A loud bang resounded through my house too, and there were soldiers demanding we step outside for a mandatory search. I had watched Law and Order, and a silly part of me wanted to ask them for the warrant required to search the house. That would have been foolish, the men dangerous, and my father would have strangled me afterward.
I gingerly stepped down from the stairs that opened up into a dead end of the house. If one didn’t look up to the ceiling of that particular hallway, they wouldn’t notice the mostly concealed trapdoor which when opened would reveal a ladder that still down. It was a handy trick that didn’t allow people up into my room without permission. It was what saved my life.
My feet had barely touched the floor when I saw my mother’s panicked face running toward me.
“Go back upstairs,” she harshly whispered, “go back, and don’t come down until I say so.”
Dumbstruck, I prepared a rebuttal for how I would not scurry away like a little mouse at the slightest hint of danger but she wasn’t having any of it.
“Go!” she ushered me back upstairs.
I did as told and then listened for any sounds. I tried to budge open the trapdoor but to no avail; mother had locked me in. It was only after a few hours into the next morning that I was let down and learned what had happened.

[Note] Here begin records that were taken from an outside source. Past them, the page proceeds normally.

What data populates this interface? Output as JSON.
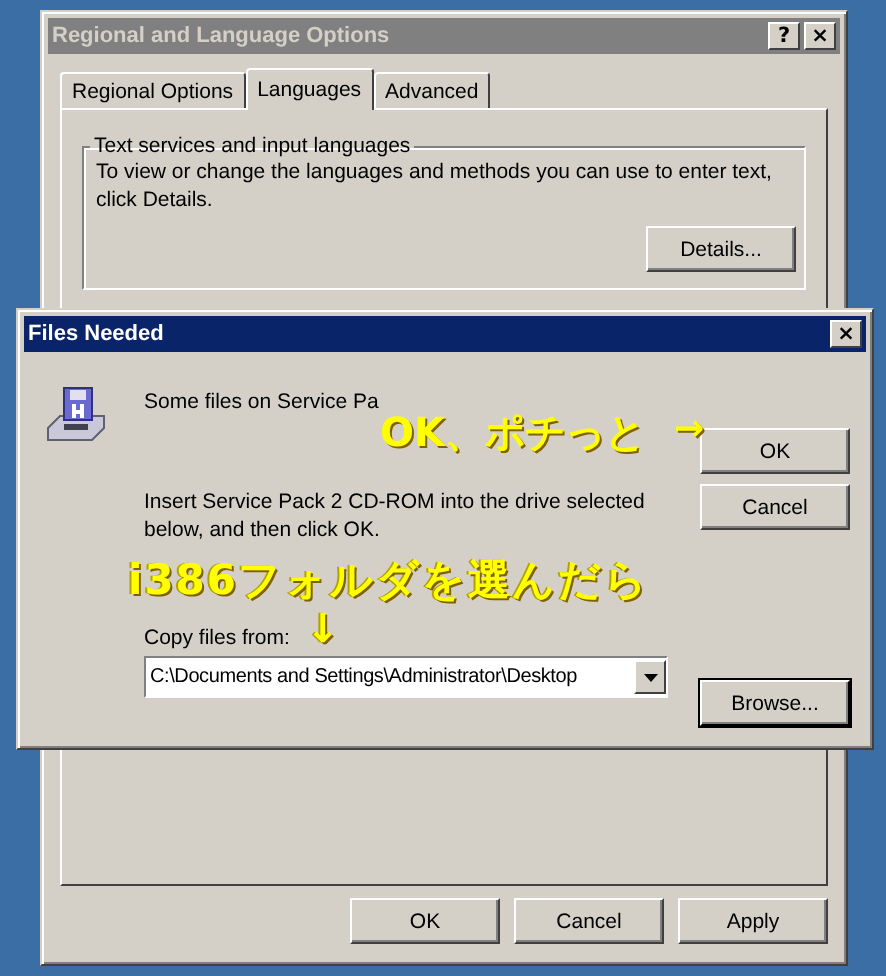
{
  "back_window": {
    "title": "Regional and Language Options",
    "help_button": "?",
    "close_button": "×",
    "tabs": [
      {
        "label": "Regional Options",
        "selected": false
      },
      {
        "label": "Languages",
        "selected": true
      },
      {
        "label": "Advanced",
        "selected": false
      }
    ],
    "group": {
      "legend": "Text services and input languages",
      "description": "To view or change the languages and methods you can use to enter text, click Details.",
      "button": "Details..."
    },
    "buttons": [
      "OK",
      "Cancel",
      "Apply"
    ]
  },
  "front_window": {
    "title": "Files Needed",
    "close_button": "×",
    "message": "Some files on Service Pa",
    "ok_button": "OK",
    "cancel_button": "Cancel",
    "instruction": "Insert Service Pack 2 CD-ROM into the drive selected below, and then click OK.",
    "copy_label": "Copy files from:",
    "copy_value": "C:\\Documents and Settings\\Administrator\\Desktop",
    "browse_button": "Browse..."
  },
  "annotations": [
    {
      "text": "OK、ポチっと",
      "arrow": "→"
    },
    {
      "text": "i386フォルダを選んだら",
      "arrow": "↓"
    }
  ]
}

The men in boots had barricaded the entire town located some distance away from the bigger cities, not that our town, nestled between large mountains was a small place, to begin with. No one was allowed in, no one was allowed out. We had been accused of harboring terrorists and rebelling against the state.
They successfully infiltrated every inch of our brilliant, glowing, city and turned it into a site for mourners. They’d threatened, injured, and taken many of our people, arresting them under suspicion.

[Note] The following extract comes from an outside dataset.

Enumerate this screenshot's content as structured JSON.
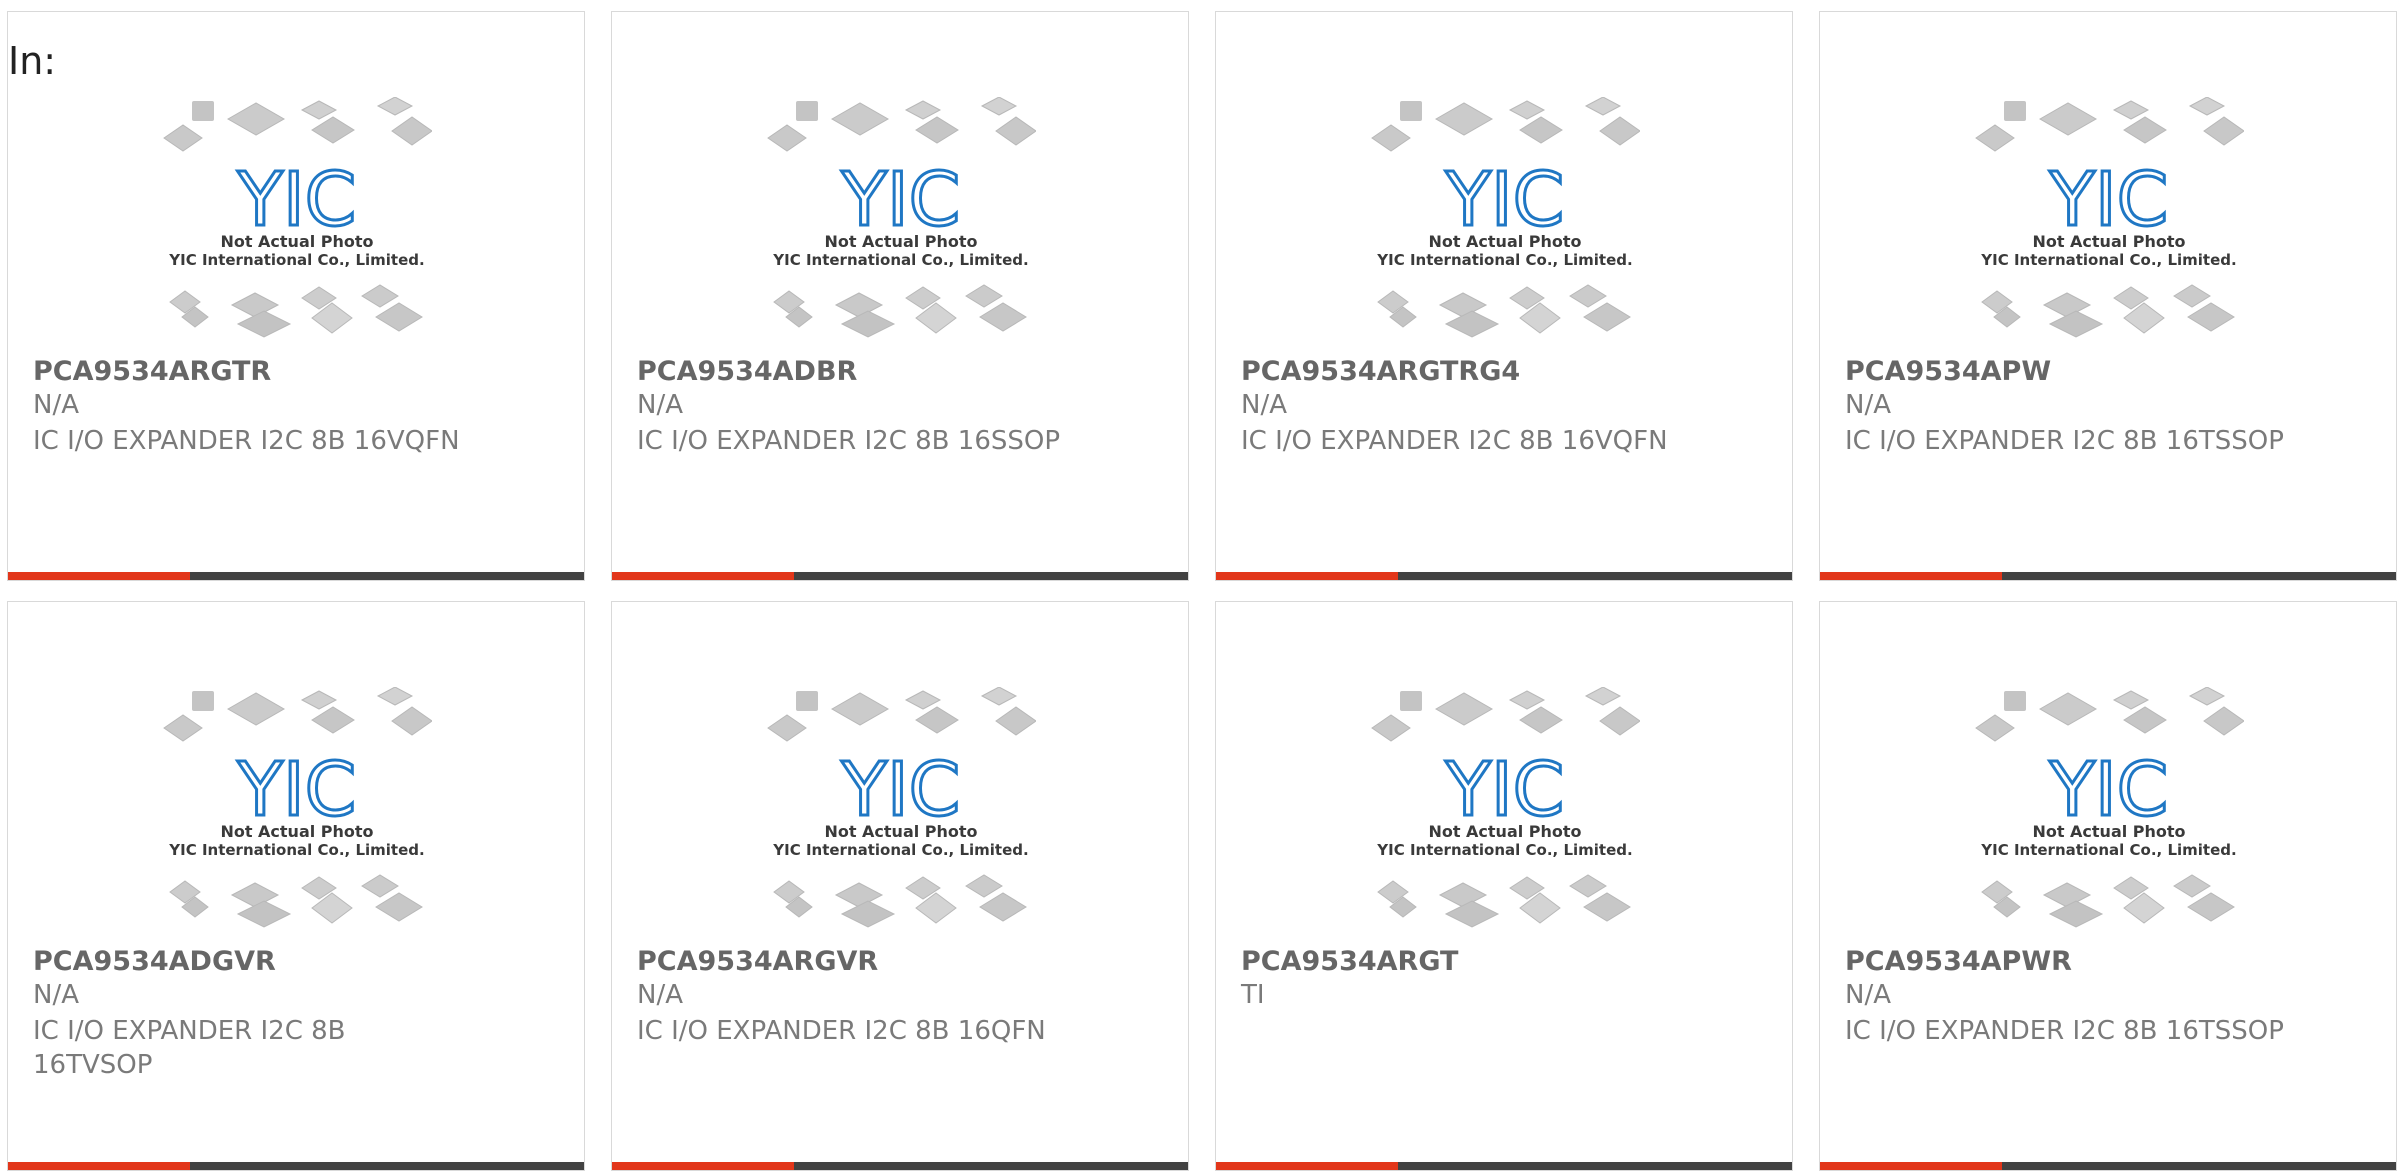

My father and brother weren’t spared either; my father, for being a respected voice in the community, and my brother…for being an outspoken, left-wing liberal, who had once demanded the constitution cater to our rights just as much as the rights of say, Punjab.
I never saw them again.
It reminded me of the messengers on horses, screaming about the arrival of the British.
One male, probably in his early twenties, hadn’t been able to take his parents being beaten and taken away.
He now clings to his mailbox, repeating the same thing:
The men in boots are coming; the men in boots are coming!”